The season of bounty is upon us. Partial jars of fresh-pressed apple cider litter the farm common area. Our cooler wall continues to fill with bins of fresh apples. Carrots, onions and zucchini lie around in crates wherever we look. Our hoop house tomatoes continue to ripen systematically up the vines, and herbs, roots and leaves alike ripen harmoniously with perennial fruits and most everything else. Our fridge has eggplants hiding in corners, behind piles of potatoes and bags of multicolored beans, and our sweet Carmen peppers have finally joined the mix in quantity. Put simply, the season of bounty is upon us.
Which brings with it an element of burden. I enter the farm cooler, where stacks of zucchini, carrots and beet bins stare me down, and just keep growing. I open my freezer at home and stuff in whatever’s next, crunched in upon the bags and bags of wonderful tomatoes, frozen until we finally find the time to make sauce and can. I watch the limbs on Farmshed’s plum trees sagging with the weight of thousands of ripe fruits. I know that they will ripen and they will overripen, with no concern whatsoever for our sense of timing, schedule or convenience. Therein lies the burden of the bounty.
I got home on Saturday afternoon after market, exhausted from the day, and my 3:30 start time. There I met a couple of good friends who’d graciously agreed to assist us with our afternoon canning session. We exchanged greetings and chatted in the living room for a few minutes before getting to it: chopping onions, carrots and garlic; stemming and chopping herbs; peeling celeriac and gathering tomatoes. After an hour, we had two large stockpots full of tomatoes, heating to a boil over a bed of sautéed aromatics before simmering slowly into sauce. I strove off of the energy and enthusiasm of my friends as the evening wore on. Eventually they left, and Fanni and I got to work on our massive bag of Farmshed-fresh plums. Plums into the clean bucket; pits into the compost bucket. My fingernails sored as I worked through the first half of the massive bag.
It darkened outside. We combined the now significantly reduced sauces into the largest stockpot, prepared a water bath in the other, and continued on the plums. Fanni ran to the store to pick up lids and lemon juice, and I put the Scoober to bed. I mashed and boiled down the plums, along with some fresh anise we’d picked, into jelly. I sanitized the jars. Fanni got back, and we agreed we’d see it through until everything was canned. What choice was there? We added honey to the jelly, and prepared our lids, tongs, funnels and jars. Having been through the process before, we gathered the supplies, cleared the space and got to business.
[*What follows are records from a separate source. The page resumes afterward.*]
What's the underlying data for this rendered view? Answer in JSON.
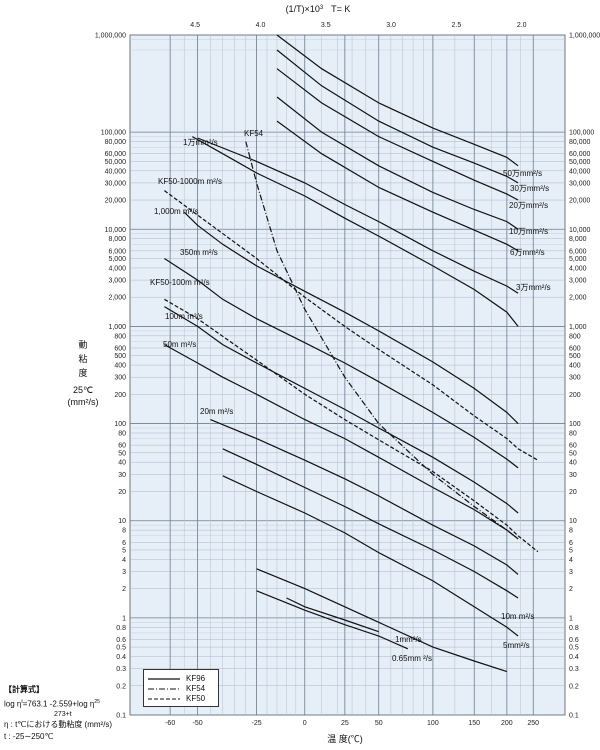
{
  "chart_data": {
    "type": "line",
    "top_axis_label": "(1/T)×10",
    "top_axis_sup": "3",
    "top_axis_unit": "T= K",
    "top_ticks": [
      "4.5",
      "4.0",
      "3.5",
      "3.0",
      "2.5",
      "2.0"
    ],
    "x_ticks": [
      "-60",
      "-50",
      "-25",
      "0",
      "25",
      "50",
      "100",
      "150",
      "200",
      "250"
    ],
    "xlabel": "温 度(℃)",
    "y_ticks": [
      {
        "v": 1000000,
        "t": "1,000,000"
      },
      {
        "v": 100000,
        "t": "100,000"
      },
      {
        "v": 80000,
        "t": "80,000"
      },
      {
        "v": 60000,
        "t": "60,000"
      },
      {
        "v": 50000,
        "t": "50,000"
      },
      {
        "v": 40000,
        "t": "40,000"
      },
      {
        "v": 30000,
        "t": "30,000"
      },
      {
        "v": 20000,
        "t": "20,000"
      },
      {
        "v": 10000,
        "t": "10,000"
      },
      {
        "v": 8000,
        "t": "8,000"
      },
      {
        "v": 6000,
        "t": "6,000"
      },
      {
        "v": 5000,
        "t": "5,000"
      },
      {
        "v": 4000,
        "t": "4,000"
      },
      {
        "v": 3000,
        "t": "3,000"
      },
      {
        "v": 2000,
        "t": "2,000"
      },
      {
        "v": 1000,
        "t": "1,000"
      },
      {
        "v": 800,
        "t": "800"
      },
      {
        "v": 600,
        "t": "600"
      },
      {
        "v": 500,
        "t": "500"
      },
      {
        "v": 400,
        "t": "400"
      },
      {
        "v": 300,
        "t": "300"
      },
      {
        "v": 200,
        "t": "200"
      },
      {
        "v": 100,
        "t": "100"
      },
      {
        "v": 80,
        "t": "80"
      },
      {
        "v": 60,
        "t": "60"
      },
      {
        "v": 50,
        "t": "50"
      },
      {
        "v": 40,
        "t": "40"
      },
      {
        "v": 30,
        "t": "30"
      },
      {
        "v": 20,
        "t": "20"
      },
      {
        "v": 10,
        "t": "10"
      },
      {
        "v": 8,
        "t": "8"
      },
      {
        "v": 6,
        "t": "6"
      },
      {
        "v": 5,
        "t": "5"
      },
      {
        "v": 4,
        "t": "4"
      },
      {
        "v": 3,
        "t": "3"
      },
      {
        "v": 2,
        "t": "2"
      },
      {
        "v": 1,
        "t": "1"
      },
      {
        "v": 0.8,
        "t": "0.8"
      },
      {
        "v": 0.6,
        "t": "0.6"
      },
      {
        "v": 0.5,
        "t": "0.5"
      },
      {
        "v": 0.4,
        "t": "0.4"
      },
      {
        "v": 0.3,
        "t": "0.3"
      },
      {
        "v": 0.2,
        "t": "0.2"
      },
      {
        "v": 0.1,
        "t": "0.1"
      }
    ],
    "ylabel_lines": [
      "動",
      "粘",
      "度",
      "25℃",
      "(mm²/s)"
    ],
    "ylim": [
      0.1,
      1000000
    ],
    "xlim": [
      -70,
      265
    ],
    "series": [
      {
        "name": "50万mm²/s",
        "style": "solid",
        "points": [
          [
            -15,
            1000000
          ],
          [
            10,
            450000
          ],
          [
            50,
            200000
          ],
          [
            100,
            110000
          ],
          [
            150,
            75000
          ],
          [
            200,
            55000
          ],
          [
            220,
            45000
          ]
        ]
      },
      {
        "name": "30万mm²/s",
        "style": "solid",
        "points": [
          [
            -15,
            700000
          ],
          [
            10,
            300000
          ],
          [
            50,
            130000
          ],
          [
            100,
            70000
          ],
          [
            150,
            48000
          ],
          [
            200,
            35000
          ],
          [
            220,
            30000
          ]
        ]
      },
      {
        "name": "20万mm²/s",
        "style": "solid",
        "points": [
          [
            -15,
            450000
          ],
          [
            10,
            200000
          ],
          [
            50,
            90000
          ],
          [
            100,
            50000
          ],
          [
            150,
            32000
          ],
          [
            200,
            23000
          ],
          [
            220,
            20000
          ]
        ]
      },
      {
        "name": "10万mm²/s",
        "style": "solid",
        "points": [
          [
            -15,
            230000
          ],
          [
            10,
            100000
          ],
          [
            50,
            45000
          ],
          [
            100,
            24000
          ],
          [
            150,
            16000
          ],
          [
            200,
            12000
          ],
          [
            220,
            10000
          ]
        ]
      },
      {
        "name": "6万mm²/s",
        "style": "solid",
        "points": [
          [
            -15,
            130000
          ],
          [
            10,
            60000
          ],
          [
            50,
            27000
          ],
          [
            100,
            15000
          ],
          [
            150,
            9800
          ],
          [
            200,
            7000
          ],
          [
            220,
            6000
          ]
        ]
      },
      {
        "name": "3万mm²/s",
        "style": "solid",
        "points": [
          [
            -50,
            87000
          ],
          [
            -25,
            50000
          ],
          [
            0,
            30000
          ],
          [
            25,
            18000
          ],
          [
            50,
            12000
          ],
          [
            100,
            6000
          ],
          [
            150,
            3700
          ],
          [
            200,
            2600
          ],
          [
            220,
            2200
          ]
        ]
      },
      {
        "name": "1万mm²/s",
        "style": "solid",
        "points": [
          [
            -52,
            90000
          ],
          [
            -40,
            60000
          ],
          [
            -25,
            38000
          ],
          [
            0,
            22000
          ],
          [
            25,
            13000
          ],
          [
            50,
            8500
          ],
          [
            100,
            4200
          ],
          [
            150,
            2400
          ],
          [
            200,
            1400
          ],
          [
            220,
            1000
          ]
        ]
      },
      {
        "name": "1,000mm²/s",
        "style": "solid",
        "points": [
          [
            -55,
            15000
          ],
          [
            -50,
            11000
          ],
          [
            -40,
            7000
          ],
          [
            -25,
            4200
          ],
          [
            0,
            2300
          ],
          [
            25,
            1400
          ],
          [
            50,
            900
          ],
          [
            100,
            430
          ],
          [
            150,
            230
          ],
          [
            200,
            130
          ],
          [
            220,
            100
          ]
        ]
      },
      {
        "name": "350mm²/s",
        "style": "solid",
        "points": [
          [
            -62,
            5000
          ],
          [
            -50,
            3000
          ],
          [
            -40,
            1900
          ],
          [
            -25,
            1200
          ],
          [
            0,
            680
          ],
          [
            25,
            420
          ],
          [
            50,
            270
          ],
          [
            100,
            130
          ],
          [
            150,
            72
          ],
          [
            200,
            43
          ],
          [
            220,
            35
          ]
        ]
      },
      {
        "name": "100mm²/s",
        "style": "solid",
        "points": [
          [
            -62,
            1600
          ],
          [
            -50,
            1000
          ],
          [
            -40,
            650
          ],
          [
            -25,
            420
          ],
          [
            0,
            230
          ],
          [
            25,
            140
          ],
          [
            50,
            90
          ],
          [
            100,
            45
          ],
          [
            150,
            25
          ],
          [
            200,
            15
          ],
          [
            220,
            12
          ]
        ]
      },
      {
        "name": "50mm²/s",
        "style": "solid",
        "points": [
          [
            -62,
            650
          ],
          [
            -50,
            420
          ],
          [
            -40,
            300
          ],
          [
            -25,
            200
          ],
          [
            0,
            110
          ],
          [
            25,
            70
          ],
          [
            50,
            45
          ],
          [
            100,
            22
          ],
          [
            150,
            13
          ],
          [
            200,
            8
          ],
          [
            220,
            6.5
          ]
        ]
      },
      {
        "name": "20m m²/s",
        "style": "solid",
        "points": [
          [
            -45,
            110
          ],
          [
            -25,
            70
          ],
          [
            0,
            42
          ],
          [
            25,
            27
          ],
          [
            50,
            18
          ],
          [
            100,
            9
          ],
          [
            150,
            5.5
          ],
          [
            200,
            3.5
          ],
          [
            220,
            2.8
          ]
        ]
      },
      {
        "name": "",
        "style": "solid",
        "points": [
          [
            -40,
            55
          ],
          [
            -25,
            38
          ],
          [
            0,
            22
          ],
          [
            25,
            14
          ],
          [
            50,
            9.3
          ],
          [
            100,
            5
          ],
          [
            150,
            3
          ],
          [
            200,
            1.9
          ],
          [
            220,
            1.6
          ]
        ]
      },
      {
        "name": "10mm²/s",
        "style": "solid",
        "points": [
          [
            -40,
            29
          ],
          [
            -25,
            20
          ],
          [
            0,
            12
          ],
          [
            25,
            7.5
          ],
          [
            50,
            4.7
          ],
          [
            100,
            2.4
          ],
          [
            150,
            1.3
          ],
          [
            200,
            0.8
          ],
          [
            220,
            0.65
          ]
        ]
      },
      {
        "name": "5mm²/s",
        "style": "solid",
        "points": [
          [
            -25,
            3.2
          ],
          [
            0,
            2
          ],
          [
            25,
            1.3
          ],
          [
            50,
            0.9
          ],
          [
            100,
            0.5
          ],
          [
            150,
            0.36
          ],
          [
            200,
            0.28
          ]
        ]
      },
      {
        "name": "1mm²/s",
        "style": "solid",
        "points": [
          [
            -25,
            1.9
          ],
          [
            0,
            1.2
          ],
          [
            25,
            0.85
          ],
          [
            50,
            0.65
          ],
          [
            75,
            0.48
          ]
        ]
      },
      {
        "name": "0.65mm²/s",
        "style": "solid",
        "points": [
          [
            -10,
            1.6
          ],
          [
            0,
            1.3
          ],
          [
            25,
            0.95
          ],
          [
            50,
            0.72
          ]
        ]
      },
      {
        "name": "KF54",
        "style": "dashdot",
        "points": [
          [
            -30,
            80000
          ],
          [
            -25,
            30000
          ],
          [
            -15,
            6000
          ],
          [
            0,
            1500
          ],
          [
            25,
            300
          ],
          [
            50,
            100
          ],
          [
            100,
            30
          ],
          [
            150,
            14
          ],
          [
            200,
            8
          ],
          [
            220,
            6.5
          ]
        ]
      },
      {
        "name": "KF50-1000m m²/s",
        "style": "dashed",
        "points": [
          [
            -62,
            25000
          ],
          [
            -50,
            14000
          ],
          [
            -25,
            5000
          ],
          [
            0,
            2000
          ],
          [
            25,
            1000
          ],
          [
            50,
            580
          ],
          [
            100,
            250
          ],
          [
            150,
            120
          ],
          [
            200,
            70
          ],
          [
            220,
            55
          ],
          [
            260,
            42
          ]
        ]
      },
      {
        "name": "KF50-100m m²/s",
        "style": "dashed",
        "points": [
          [
            -62,
            1900
          ],
          [
            -50,
            1200
          ],
          [
            -25,
            450
          ],
          [
            0,
            200
          ],
          [
            25,
            110
          ],
          [
            50,
            68
          ],
          [
            100,
            32
          ],
          [
            150,
            16
          ],
          [
            200,
            9
          ],
          [
            220,
            7
          ],
          [
            260,
            4.8
          ]
        ]
      }
    ],
    "label_texts": {
      "s50": "50万mm²/s",
      "s30": "30万mm²/s",
      "s20": "20万mm²/s",
      "s10": "10万mm²/s",
      "s6": "6万mm²/s",
      "s3": "3万mm²/s",
      "s1m": "1万mm²/s",
      "s1000": "1,000m m²/s",
      "s350": "350m m²/s",
      "s100": "100m m²/s",
      "s50cs": "50m m²/s",
      "s20cs": "20m m²/s",
      "s10cs": "10m m²/s",
      "s5cs": "5mm²/s",
      "s1cs": "1mm²/s",
      "s065": "0.65mm ²/s",
      "kf54": "KF54",
      "kf50a": "KF50-1000m  m²/s",
      "kf50b": "KF50-100m  m²/s"
    }
  },
  "legend": [
    {
      "name": "KF96",
      "style": "solid"
    },
    {
      "name": "KF54",
      "style": "dashdot"
    },
    {
      "name": "KF50",
      "style": "dashed"
    }
  ],
  "formula": {
    "title": "【計算式】",
    "line1": "log η",
    "line1b": "=763.1   -2.559+log η",
    "line1c": "25",
    "line2": "273+t",
    "line3": "η : t℃における動粘度 (mm²/s)",
    "line4": "t : -25∼250℃"
  }
}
Water bath boiling in large canner. Lids heated gently in saucepan. Jars out of oven; lemon juice added. Jelly transferred to counter. Funnel, fill, wipe, lid. Funnel, fill, wipe, lid. Funnel, fill, wipe, lid. 8 jars; one batch. 10-minute processing. Transfer to table. Tong to table; tong to table… Next batch. Jars out of oven…
The jelly was the quick part. We finished up our two batches and turned our attention to the tomato sauce. It was after 11 now, and we decided it had reduced and thickened to our satisfaction. Water bath boiling in large canner. Lids heating gently in saucepan… After getting the first batch in to boil for 45 minutes, we cleaned up the space for the thousandth time and ate some supper – tomato sauce on pasta. We tidied ourselves, and did some stretching and self-care as the night wore on and our brains dimmed. The timer rang; we removed the quarts, and got our next batches going. Tong to table… Funnel, fill, wipe, lid… As soon as batch two got into the canners, we cleaned the rest of the mess, and got back to work on the second half of the plum bag. Plums to clean buckets; pits to compost. Those we decided to freeze for another day; another batch.
Our 45 minutes passed and we removed the last batches of tomato sauce from the canners, eying our bounty proudly. It was nearly 2 am. Exhaustedly, we brushed our teeth, and slowly dragged ourselves up the steps to the bedroom. 20 quarts of tomato sauce; 8 pints of jelly, and a belly of satisfaction for the winter season to come. On my way to the bathroom I passed the collection of buckets and jars fermenting in the corner of the kitchen. Out on the front porch lie our dehydrator full of plums, and piles of herbs drying for wintertime teas. It not always easy, and it’s certainly not convenient. The gratification and goodness is absolutely worth it, however, and when you choose to eat what you grow, that’s all just a part of the process.